Obama's 2nd Inauguration
Obama's 2nd Inauguration was a joy to watch -- certainly for my wife and me. We both have great respect for his capabilities and his obvious moral qualities. I took notes while watching the live coverage, beginning about 11:00, and continuing through the Inauguration, his speech, the several other presentations, and the end of the ceremony.
The GCP event was set for 6 hours beginning at 11:00 ET. This included about 45 minutes of settling in. The ceremony itself began at about 11:51 with President Obama taking the Oath of Office administered by Chief Justice Roberts. The President then gave his Inauguration Address beginning at 11:55 and lasting for about 20 minutes. There were several other presentations, Invocations, music, poetry, and the ceremony ended around 12:30. The time of the Oath, the end of his speech and the end of the ceremony are marked in the figure below.
The formal results is Chisquare 21264.827 on 21600 df, for p = 0.947 and Z = -1.618. Although the data show a positive trend during the ceremony, the overall trend is opposite to the standard GCP prediction. It is interesting to compare this outcome with that for the 1st Inauguration in 2009, which presents almost exactly the same image. (The formal period set for the 1st Inauguration was longer, but the presentation includes an exploration over a period similar to this one.)

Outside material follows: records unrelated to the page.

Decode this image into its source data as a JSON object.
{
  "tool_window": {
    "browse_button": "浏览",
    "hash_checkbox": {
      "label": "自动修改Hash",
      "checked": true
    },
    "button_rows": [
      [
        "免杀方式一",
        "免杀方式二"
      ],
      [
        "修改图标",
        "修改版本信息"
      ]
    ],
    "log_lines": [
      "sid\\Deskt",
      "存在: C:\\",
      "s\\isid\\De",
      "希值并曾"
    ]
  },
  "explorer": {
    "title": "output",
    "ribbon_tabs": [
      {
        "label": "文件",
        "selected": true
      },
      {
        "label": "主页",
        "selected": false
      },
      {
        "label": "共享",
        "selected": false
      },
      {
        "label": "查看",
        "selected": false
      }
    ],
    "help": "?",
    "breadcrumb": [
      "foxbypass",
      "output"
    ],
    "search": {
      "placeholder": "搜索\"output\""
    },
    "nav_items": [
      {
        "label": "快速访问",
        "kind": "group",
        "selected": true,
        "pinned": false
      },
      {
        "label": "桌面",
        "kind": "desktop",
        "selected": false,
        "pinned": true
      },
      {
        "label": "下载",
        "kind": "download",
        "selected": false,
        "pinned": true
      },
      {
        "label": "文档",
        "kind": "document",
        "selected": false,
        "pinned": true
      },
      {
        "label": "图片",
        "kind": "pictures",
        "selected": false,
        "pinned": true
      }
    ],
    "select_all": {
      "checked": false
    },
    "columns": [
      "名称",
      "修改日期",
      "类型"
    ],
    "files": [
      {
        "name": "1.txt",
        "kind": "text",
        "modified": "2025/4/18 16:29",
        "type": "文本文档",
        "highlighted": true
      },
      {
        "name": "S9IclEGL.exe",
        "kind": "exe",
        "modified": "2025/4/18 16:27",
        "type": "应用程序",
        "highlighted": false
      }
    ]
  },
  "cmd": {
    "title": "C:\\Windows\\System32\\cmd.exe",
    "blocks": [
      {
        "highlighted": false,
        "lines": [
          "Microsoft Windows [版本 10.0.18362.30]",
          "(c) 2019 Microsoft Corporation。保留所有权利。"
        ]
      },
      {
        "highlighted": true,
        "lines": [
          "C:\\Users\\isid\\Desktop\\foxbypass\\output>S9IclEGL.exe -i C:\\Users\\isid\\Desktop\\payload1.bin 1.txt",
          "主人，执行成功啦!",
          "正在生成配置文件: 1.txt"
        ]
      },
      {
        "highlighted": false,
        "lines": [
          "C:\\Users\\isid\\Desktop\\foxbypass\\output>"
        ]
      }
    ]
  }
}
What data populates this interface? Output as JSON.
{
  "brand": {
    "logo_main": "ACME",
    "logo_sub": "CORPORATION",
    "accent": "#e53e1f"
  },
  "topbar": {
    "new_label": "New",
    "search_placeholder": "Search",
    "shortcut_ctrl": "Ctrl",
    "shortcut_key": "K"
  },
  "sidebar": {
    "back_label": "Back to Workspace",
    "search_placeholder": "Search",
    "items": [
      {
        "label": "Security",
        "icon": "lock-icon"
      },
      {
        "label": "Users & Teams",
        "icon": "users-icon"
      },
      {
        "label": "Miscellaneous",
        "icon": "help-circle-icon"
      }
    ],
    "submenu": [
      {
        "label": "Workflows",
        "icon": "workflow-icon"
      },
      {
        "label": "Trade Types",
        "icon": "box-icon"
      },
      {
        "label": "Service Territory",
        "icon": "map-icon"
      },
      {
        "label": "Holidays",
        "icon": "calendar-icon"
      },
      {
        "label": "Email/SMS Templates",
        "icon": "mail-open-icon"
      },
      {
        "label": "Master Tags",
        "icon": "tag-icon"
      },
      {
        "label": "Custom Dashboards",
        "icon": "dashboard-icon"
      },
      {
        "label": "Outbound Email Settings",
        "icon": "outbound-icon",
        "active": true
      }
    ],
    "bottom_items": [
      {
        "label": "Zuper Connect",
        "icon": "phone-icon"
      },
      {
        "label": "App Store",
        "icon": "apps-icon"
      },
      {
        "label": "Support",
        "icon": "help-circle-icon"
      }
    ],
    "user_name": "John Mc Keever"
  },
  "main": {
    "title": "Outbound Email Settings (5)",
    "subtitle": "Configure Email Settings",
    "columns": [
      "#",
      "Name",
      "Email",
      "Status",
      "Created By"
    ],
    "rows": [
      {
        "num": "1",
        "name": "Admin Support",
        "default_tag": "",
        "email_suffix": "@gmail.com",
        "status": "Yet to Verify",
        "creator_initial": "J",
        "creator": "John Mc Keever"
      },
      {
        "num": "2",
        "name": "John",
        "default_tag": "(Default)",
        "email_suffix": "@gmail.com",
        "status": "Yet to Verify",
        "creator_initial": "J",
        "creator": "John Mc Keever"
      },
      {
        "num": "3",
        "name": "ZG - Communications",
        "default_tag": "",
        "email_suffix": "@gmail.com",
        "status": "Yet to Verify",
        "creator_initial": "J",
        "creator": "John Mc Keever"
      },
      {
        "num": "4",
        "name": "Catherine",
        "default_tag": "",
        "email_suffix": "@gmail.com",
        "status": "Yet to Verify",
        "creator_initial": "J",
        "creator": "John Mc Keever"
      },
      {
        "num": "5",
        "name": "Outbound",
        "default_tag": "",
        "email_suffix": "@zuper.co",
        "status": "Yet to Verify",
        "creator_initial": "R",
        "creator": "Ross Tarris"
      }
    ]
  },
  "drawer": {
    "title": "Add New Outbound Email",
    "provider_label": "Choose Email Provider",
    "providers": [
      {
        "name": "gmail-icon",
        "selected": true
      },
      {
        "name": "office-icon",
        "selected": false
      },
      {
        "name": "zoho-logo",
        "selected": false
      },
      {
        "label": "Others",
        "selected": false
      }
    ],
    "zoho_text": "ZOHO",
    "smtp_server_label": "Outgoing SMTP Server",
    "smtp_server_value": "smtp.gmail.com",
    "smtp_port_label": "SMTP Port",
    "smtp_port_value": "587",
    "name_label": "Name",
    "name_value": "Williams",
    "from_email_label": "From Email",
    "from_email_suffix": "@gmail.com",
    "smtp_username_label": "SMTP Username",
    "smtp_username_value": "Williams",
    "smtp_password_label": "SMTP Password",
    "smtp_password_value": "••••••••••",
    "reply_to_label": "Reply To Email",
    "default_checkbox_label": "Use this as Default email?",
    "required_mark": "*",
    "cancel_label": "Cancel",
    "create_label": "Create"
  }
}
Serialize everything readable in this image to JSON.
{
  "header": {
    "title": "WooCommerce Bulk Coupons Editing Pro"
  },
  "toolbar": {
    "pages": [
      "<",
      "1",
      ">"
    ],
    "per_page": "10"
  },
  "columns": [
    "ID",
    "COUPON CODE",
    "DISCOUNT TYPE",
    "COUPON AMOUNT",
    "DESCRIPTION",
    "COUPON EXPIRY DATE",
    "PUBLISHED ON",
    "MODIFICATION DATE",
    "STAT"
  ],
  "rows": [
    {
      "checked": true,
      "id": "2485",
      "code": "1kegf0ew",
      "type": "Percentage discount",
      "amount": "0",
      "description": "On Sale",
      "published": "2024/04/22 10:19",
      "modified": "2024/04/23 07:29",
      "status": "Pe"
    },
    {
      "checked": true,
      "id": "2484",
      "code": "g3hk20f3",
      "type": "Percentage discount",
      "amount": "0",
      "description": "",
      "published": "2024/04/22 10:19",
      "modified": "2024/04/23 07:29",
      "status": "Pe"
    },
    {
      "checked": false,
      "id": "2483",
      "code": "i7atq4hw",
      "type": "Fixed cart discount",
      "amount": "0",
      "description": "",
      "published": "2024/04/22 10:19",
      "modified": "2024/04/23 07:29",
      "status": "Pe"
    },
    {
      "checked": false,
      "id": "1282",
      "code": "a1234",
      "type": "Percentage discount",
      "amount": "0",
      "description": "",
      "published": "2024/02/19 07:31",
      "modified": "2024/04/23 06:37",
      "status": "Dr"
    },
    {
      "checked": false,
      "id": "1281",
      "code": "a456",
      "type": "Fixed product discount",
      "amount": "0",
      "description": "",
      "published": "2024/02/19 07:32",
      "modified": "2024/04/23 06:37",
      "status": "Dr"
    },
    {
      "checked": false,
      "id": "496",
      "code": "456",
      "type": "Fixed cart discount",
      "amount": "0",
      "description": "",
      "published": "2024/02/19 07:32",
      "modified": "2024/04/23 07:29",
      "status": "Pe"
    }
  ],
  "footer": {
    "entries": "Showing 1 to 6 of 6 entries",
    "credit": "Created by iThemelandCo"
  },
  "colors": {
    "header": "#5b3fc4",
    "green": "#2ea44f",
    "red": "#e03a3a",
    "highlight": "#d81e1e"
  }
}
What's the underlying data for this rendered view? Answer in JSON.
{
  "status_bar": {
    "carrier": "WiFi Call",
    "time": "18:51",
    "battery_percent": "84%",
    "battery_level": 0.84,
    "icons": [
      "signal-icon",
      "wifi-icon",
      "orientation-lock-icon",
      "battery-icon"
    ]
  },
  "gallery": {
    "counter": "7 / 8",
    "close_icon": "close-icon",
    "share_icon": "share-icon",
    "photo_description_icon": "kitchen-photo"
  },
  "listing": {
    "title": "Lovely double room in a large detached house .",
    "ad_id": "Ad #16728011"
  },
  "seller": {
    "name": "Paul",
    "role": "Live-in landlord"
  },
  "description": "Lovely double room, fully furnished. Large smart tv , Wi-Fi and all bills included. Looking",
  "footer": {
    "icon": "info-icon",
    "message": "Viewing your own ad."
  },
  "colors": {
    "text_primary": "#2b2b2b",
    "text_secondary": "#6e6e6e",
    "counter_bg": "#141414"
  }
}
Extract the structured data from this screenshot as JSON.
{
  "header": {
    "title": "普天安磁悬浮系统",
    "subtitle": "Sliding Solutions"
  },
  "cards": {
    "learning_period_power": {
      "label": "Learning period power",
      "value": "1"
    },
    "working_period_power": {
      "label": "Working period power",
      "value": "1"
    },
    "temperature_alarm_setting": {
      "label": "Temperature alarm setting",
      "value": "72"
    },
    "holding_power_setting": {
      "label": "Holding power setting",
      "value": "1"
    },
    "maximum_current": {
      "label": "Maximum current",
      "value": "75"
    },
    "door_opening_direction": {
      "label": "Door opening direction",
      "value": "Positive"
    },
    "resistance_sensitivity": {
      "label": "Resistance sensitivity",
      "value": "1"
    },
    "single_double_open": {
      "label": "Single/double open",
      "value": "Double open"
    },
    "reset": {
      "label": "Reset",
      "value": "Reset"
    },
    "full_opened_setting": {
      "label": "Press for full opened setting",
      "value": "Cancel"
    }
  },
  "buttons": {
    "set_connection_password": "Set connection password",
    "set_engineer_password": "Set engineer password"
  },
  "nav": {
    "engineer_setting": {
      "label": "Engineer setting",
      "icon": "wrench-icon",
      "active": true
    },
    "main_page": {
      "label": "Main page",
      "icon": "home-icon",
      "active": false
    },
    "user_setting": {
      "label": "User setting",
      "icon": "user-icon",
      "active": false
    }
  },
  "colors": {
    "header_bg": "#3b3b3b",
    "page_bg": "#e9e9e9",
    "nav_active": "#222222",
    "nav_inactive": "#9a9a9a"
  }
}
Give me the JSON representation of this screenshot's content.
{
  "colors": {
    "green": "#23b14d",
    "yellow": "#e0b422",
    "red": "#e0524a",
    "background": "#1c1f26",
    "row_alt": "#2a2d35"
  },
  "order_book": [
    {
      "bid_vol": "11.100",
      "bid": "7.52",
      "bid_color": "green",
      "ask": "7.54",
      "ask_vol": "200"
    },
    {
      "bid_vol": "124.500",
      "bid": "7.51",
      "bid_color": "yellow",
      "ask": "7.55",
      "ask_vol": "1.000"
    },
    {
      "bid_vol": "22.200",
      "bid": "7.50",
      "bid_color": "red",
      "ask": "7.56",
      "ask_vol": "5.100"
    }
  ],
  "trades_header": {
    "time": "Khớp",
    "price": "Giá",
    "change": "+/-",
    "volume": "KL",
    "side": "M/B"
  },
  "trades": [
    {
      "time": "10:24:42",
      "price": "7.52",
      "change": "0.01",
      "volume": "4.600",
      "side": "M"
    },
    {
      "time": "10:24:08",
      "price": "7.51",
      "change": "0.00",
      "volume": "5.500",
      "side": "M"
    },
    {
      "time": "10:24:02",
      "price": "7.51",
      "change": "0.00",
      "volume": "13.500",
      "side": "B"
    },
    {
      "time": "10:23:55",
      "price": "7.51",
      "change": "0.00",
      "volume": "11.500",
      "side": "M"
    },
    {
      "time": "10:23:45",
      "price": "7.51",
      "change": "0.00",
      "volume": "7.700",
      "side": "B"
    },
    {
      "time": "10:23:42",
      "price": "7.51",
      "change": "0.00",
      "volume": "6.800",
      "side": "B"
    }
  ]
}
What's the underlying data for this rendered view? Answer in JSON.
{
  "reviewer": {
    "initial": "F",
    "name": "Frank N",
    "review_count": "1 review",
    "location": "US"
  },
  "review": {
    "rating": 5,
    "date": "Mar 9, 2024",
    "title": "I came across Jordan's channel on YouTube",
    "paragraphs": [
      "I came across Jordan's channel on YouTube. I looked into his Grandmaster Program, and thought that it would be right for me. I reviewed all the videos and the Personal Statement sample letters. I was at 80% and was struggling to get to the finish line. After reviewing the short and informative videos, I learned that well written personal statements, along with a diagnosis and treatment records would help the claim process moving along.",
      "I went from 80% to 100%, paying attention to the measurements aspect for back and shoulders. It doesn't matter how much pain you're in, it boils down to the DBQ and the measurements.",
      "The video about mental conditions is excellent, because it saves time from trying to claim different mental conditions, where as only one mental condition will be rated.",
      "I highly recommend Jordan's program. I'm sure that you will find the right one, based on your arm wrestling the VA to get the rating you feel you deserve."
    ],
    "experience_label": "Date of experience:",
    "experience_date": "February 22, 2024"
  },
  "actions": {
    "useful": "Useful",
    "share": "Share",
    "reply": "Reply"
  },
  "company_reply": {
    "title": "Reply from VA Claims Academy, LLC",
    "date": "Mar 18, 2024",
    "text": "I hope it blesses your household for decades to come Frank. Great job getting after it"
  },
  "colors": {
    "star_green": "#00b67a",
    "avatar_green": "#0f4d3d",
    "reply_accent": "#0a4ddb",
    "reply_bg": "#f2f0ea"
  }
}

The trend is strongly positive during Obama's Inauguration speech, which held many surprises to political observers. It was not generalities and flowing rhetoric, but listed precise objectives and challenges, and was in a word, progressive. In any case, the GCP data trend is positive and striking. This does not contribute to the formal experiment, but it does capture the flavor of the moment.
It is important to keep in mind that we have only a tiny statistical effect, so that it is always hard to distinguish signal from noise. This means that every "success" might be largely driven by chance, and every "null" might include a real signal overwhelmed by noise. In the long run, a real effect can be identified only by patiently accumulating replications of similar analyses.